Implementation:Bentoml BentoML Cloud ModelAPI
| Knowledge Sources | |
|---|---|
| Domains | Cloud, Model Management, Remote Storage |
| Last Updated | 2026-02-13 15:00 GMT |
Overview
The ModelAPI class provides push, pull, list, and get operations for synchronizing BentoML models between local and remote (BentoCloud) model stores.
Description
ModelAPI is an attrs-frozen dataclass that wraps a RestApiClient and exposes methods for uploading (pushing) and downloading (pulling) ML models to and from a remote BentoCloud model store. It supports multiple transmission strategies including direct proxy upload, presigned URL upload, and multipart upload with chunking and retry logic. The class uses a Spinner for progress reporting and a threading Lock to protect concurrent model repository creation.
Key internal behaviors:
- Push: Creates a tar archive of the local model, determines the transmission strategy (proxy, presigned URL, or multipart), uploads the archive with progress tracking, and finalizes the upload status.
- Pull: Resolves the model version (including "latest"), downloads the tar archive via proxy or presigned URL, extracts it into a temporary directory, and saves it to the local model store.
- List: Retrieves all models from the remote store sorted by creation date.
- Get: Fetches a specific model by name and version from the remote store.
Usage
Used internally by BentoML's cloud integration layer when users push or pull models to/from BentoCloud.

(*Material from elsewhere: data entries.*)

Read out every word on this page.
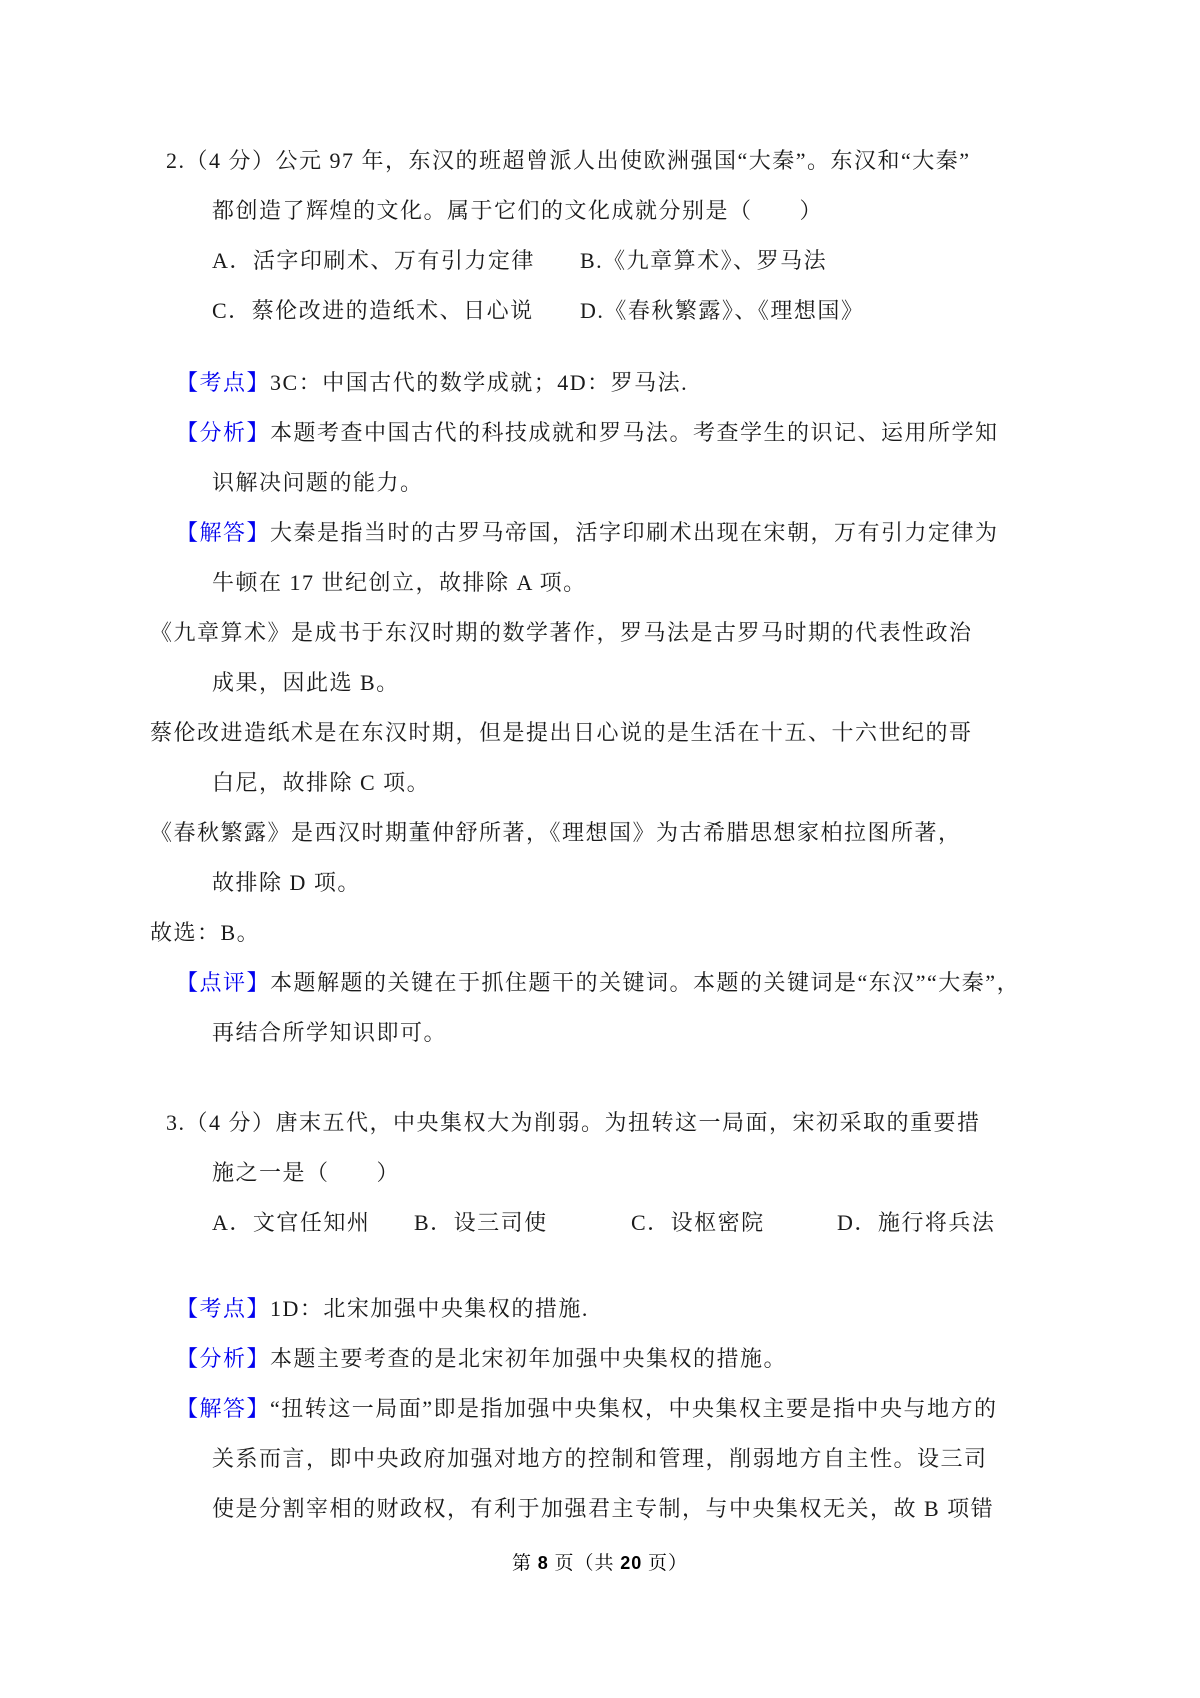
2.（4 分）公元 97 年，东汉的班超曾派人出使欧洲强国“大秦”。东汉和“大秦”
都创造了辉煌的文化。属于它们的文化成就分别是（　　）
A．活字印刷术、万有引力定律 B.《九章算术》、罗马法
C．蔡伦改进的造纸术、日心说 D.《春秋繁露》、《理想国》
【考点】3C：中国古代的数学成就；4D：罗马法.
【分析】本题考查中国古代的科技成就和罗马法。考查学生的识记、运用所学知
识解决问题的能力。
【解答】大秦是指当时的古罗马帝国，活字印刷术出现在宋朝，万有引力定律为
牛顿在 17 世纪创立，故排除 A 项。
《九章算术》是成书于东汉时期的数学著作，罗马法是古罗马时期的代表性政治
成果，因此选 B。
蔡伦改进造纸术是在东汉时期，但是提出日心说的是生活在十五、十六世纪的哥
白尼，故排除 C 项。
《春秋繁露》是西汉时期董仲舒所著，《理想国》为古希腊思想家柏拉图所著，
故排除 D 项。
故选：B。
【点评】本题解题的关键在于抓住题干的关键词。本题的关键词是“东汉”“大秦”，
再结合所学知识即可。
3.（4 分）唐末五代，中央集权大为削弱。为扭转这一局面，宋初采取的重要措
施之一是（　　）
A．文官任知州 B．设三司使	C．设枢密院	D．施行将兵法
【考点】1D：北宋加强中央集权的措施.
【分析】本题主要考查的是北宋初年加强中央集权的措施。
【解答】“扭转这一局面”即是指加强中央集权，中央集权主要是指中央与地方的
关系而言，即中央政府加强对地方的控制和管理，削弱地方自主性。设三司
使是分割宰相的财政权，有利于加强君主专制，与中央集权无关，故 B 项错
第 8 页（共 20 页）
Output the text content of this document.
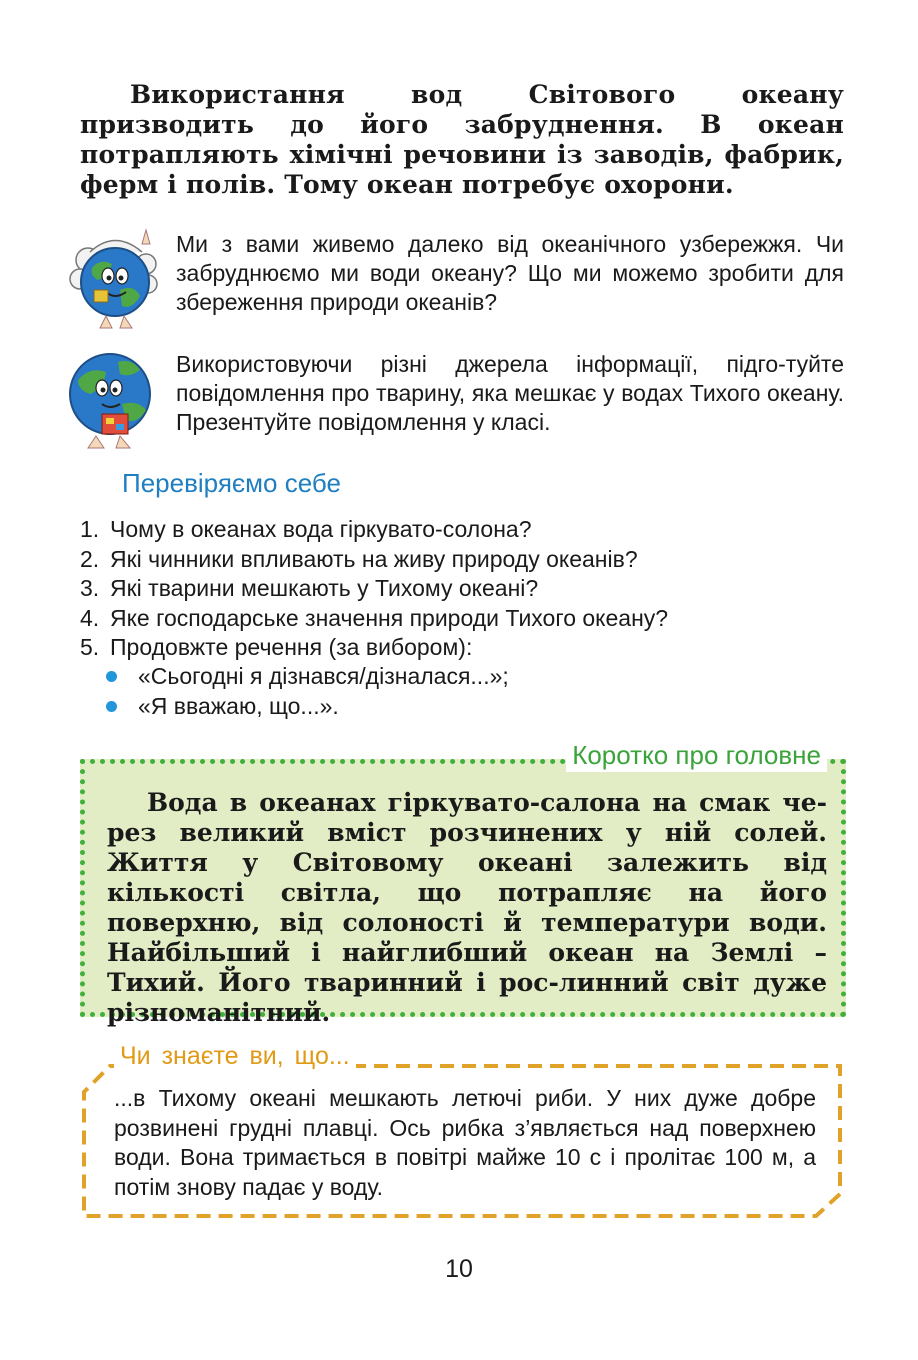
Використання вод Світового океану призводить до його забруднення. В океан потрапляють хімічні речовини із заводів, фабрик, ферм і полів. Тому океан потребує охорони.
Ми з вами живемо далеко від океанічного узбережжя. Чи забруднюємо ми води океану? Що ми можемо зробити для збереження природи океанів?
Використовуючи різні джерела інформації, підго-туйте повідомлення про тварину, яка мешкає у водах Тихого океану. Презентуйте повідомлення у класі.
Перевіряємо себе
1. Чому в океанах вода гіркувато-солона?
2. Які чинники впливають на живу природу океанів?
3. Які тварини мешкають у Тихому океані?
4. Яке господарське значення природи Тихого океану?
5. Продовжте речення (за вибором):
«Сьогодні я дізнався/дізналася...»;
«Я вважаю, що...».
Коротко про головне
Вода в океанах гіркувато-салона на смак че-рез великий вміст розчинених у ній солей. Життя у Світовому океані залежить від кількості світла, що потрапляє на його поверхню, від солоності й температури води. Найбільший і найглибший океан на Землі – Тихий. Його тваринний і рос-линний світ дуже різноманітний.
Чи знаєте ви, що...
...в Тихому океані мешкають летючі риби. У них дуже добре розвинені грудні плавці. Ось рибка з’являється над поверхнею води. Вона тримається в повітрі майже 10 с і пролітає 100 м, а потім знову падає у воду.
10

Not typically instantiated directly by end users but invoked through the BentoCloud client CLI or SDK commands.
Code Reference
Source Location
- Repository: Bentoml_BentoML
- File: src/bentoml/_internal/cloud/model.py
- Lines: 1-541
Signature
@attrs.frozen
class ModelAPI:
_client: RestApiClient
spinner: Spinner
_lock: Lock
def push(self, model: Model[t.Any], *, force: bool = False, threads: int = 10) -> None: ...
def pull(self, tag: str | Tag, *, force: bool = False,
model_store: ModelStore = ..., query: str | None = None) -> StoredModel | None: ...
def list(self) -> ModelWithRepositoryListSchema: ...
def get(self, name: str, version: str | None = None) -> ModelSchema: ...
Import
from bentoml._internal.cloud.model import ModelAPI
I/O Contract
Inputs
push()
| Name | Type | Required | Description |
|---|---|---|---|
| model | Model[Any] | Yes | The BentoML model instance to push to the remote store |
| force | bool | No | Whether to force push even if the model already exists remotely (default: False) |
| threads | int | No | Number of threads for multipart upload (default: 10) |
pull()
| Name | Type | Required | Description |
|---|---|---|---|
| tag | str or Tag | Yes | The tag of the model to pull from the remote store |
| force | bool | No | Whether to force pull even if the model exists locally (default: False) |
| model_store | ModelStore | No | The local model store to save to (injected via DI) |
| query | str or None | No | Query string for filtering the latest model version |
get()
| Name | Type | Required | Description |
|---|---|---|---|
| name | str | Yes | The name of the model repository |
| version | str or None | No | The specific version to retrieve; if None or "latest", fetches the latest |
Outputs
| Method | Return Type | Description |
|---|---|---|
| push() | None | Uploads the model; raises BentoMLException on failure |
| pull() | StoredModel or None | The pulled model instance, or None if the model has no downloadable content (e.g., HuggingFace registry) |
| list() | ModelWithRepositoryListSchema | List of all models in the remote store sorted by creation date |
| get() | ModelSchema | The model schema from the remote store; raises NotFound if not found |
Usage Examples
# Typically used through BentoML CLI or BentoCloudClient
from bentoml._internal.cloud.model import ModelAPI
from bentoml._internal.cloud.client import RestApiClient
# Instantiate (normally done internally)
client = RestApiClient(...)
model_api = ModelAPI(client=client)
# Push a model to remote store
from _bentoml_sdk.models import BentoModel
model = BentoModel.get("my_model:latest")
model_api.push(model, force=False, threads=10)
# Pull a model from remote store
pulled_model = model_api.pull("my_model:latest", force=False)
# List all remote models
all_models = model_api.list()
# Get a specific model
model_schema = model_api.get("my_model", version="v1")